Durch die Messung der Temperatur in der Umgebung junger Sterne können die
Wissenschaftlerinnen und Wissenschaftler herausfinden, welche Moleküle vorhanden
sind und wie sie sich bilden. Die Temperatur beeinflusst auch, wie viel Staub
sich zur Entstehung von Planeten ansammeln kann. Die ALMA-Beobachtungen waren
ursprünglich geplant um festzustellen, ob die Staubkörner um die Protosterne
deutlich größer geworden sind.

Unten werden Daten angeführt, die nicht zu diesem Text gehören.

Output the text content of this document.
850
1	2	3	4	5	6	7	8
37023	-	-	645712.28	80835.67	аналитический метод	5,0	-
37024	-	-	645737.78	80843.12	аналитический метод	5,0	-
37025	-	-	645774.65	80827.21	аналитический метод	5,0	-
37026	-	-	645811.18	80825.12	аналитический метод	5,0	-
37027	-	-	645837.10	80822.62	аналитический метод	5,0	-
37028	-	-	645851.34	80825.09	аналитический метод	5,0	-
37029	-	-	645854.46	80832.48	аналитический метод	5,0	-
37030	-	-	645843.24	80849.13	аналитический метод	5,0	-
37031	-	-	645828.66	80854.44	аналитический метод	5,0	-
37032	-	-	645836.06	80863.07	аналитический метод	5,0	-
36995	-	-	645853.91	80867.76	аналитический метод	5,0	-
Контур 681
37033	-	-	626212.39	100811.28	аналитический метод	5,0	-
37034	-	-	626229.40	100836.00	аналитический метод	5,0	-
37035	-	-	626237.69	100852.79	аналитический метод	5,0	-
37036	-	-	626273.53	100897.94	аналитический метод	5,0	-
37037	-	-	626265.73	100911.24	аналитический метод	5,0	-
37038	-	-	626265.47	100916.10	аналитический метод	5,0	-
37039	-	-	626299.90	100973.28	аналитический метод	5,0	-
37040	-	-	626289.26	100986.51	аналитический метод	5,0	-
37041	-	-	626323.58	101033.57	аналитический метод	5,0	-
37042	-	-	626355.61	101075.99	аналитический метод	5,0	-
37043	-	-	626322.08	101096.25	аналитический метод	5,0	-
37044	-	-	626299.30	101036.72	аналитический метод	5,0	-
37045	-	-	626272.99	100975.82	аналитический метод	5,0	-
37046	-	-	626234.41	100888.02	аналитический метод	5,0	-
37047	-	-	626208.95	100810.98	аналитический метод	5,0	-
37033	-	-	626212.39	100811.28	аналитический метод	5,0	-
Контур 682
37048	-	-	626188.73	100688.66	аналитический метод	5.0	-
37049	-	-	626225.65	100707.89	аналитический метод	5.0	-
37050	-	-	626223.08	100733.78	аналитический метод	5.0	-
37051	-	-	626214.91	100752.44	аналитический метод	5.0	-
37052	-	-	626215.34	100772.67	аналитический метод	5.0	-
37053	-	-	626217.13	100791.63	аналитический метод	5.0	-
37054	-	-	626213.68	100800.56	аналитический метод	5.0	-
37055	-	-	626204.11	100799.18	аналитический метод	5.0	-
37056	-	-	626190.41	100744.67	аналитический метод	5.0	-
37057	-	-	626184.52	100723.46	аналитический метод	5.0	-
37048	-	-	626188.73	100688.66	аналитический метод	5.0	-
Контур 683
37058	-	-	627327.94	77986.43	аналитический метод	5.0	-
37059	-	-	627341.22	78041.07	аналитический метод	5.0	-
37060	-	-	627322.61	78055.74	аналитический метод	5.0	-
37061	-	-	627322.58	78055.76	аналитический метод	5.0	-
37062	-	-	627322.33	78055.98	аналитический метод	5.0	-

Da dies der erste Schritt zur Planetenentstehung
ist, betrifft dies ein wichtige Frage: Wann genau entstehen Planeten?
"Da dieses 'Baby'-Sternsystem sehr hell ist, können wir es als Labor nutzen,
um mehr darüber zu erfahren, wie Sterne mit sonnenähnlicher Masse entstehen",
fügt Kedron Silsbee von der Universität Texas hinzu. "Als wir die Größe des
Staubs analysierten, sahen wir, dass die Körner wahrscheinlich bereits größer
geworden sind, aber nicht in dem Maße, wie wir es erwartet hatten. Vielleicht
hängt dies mit den hohen Temperaturen in den Hot Spots oder mit der
asymmetrischen Konfiguration des Systems zusammen." Mit weiteren Beobachtungen
und einer Simulation des jungen Doppelsternsystems im Computer will das Team
diese neuen Fragen beantworten.
Über ihre Beobachtungen berichtet das Team in einem Fachartikel, der in der
Zeitschrift The Astrophysical Journal Letters erscheinen ist.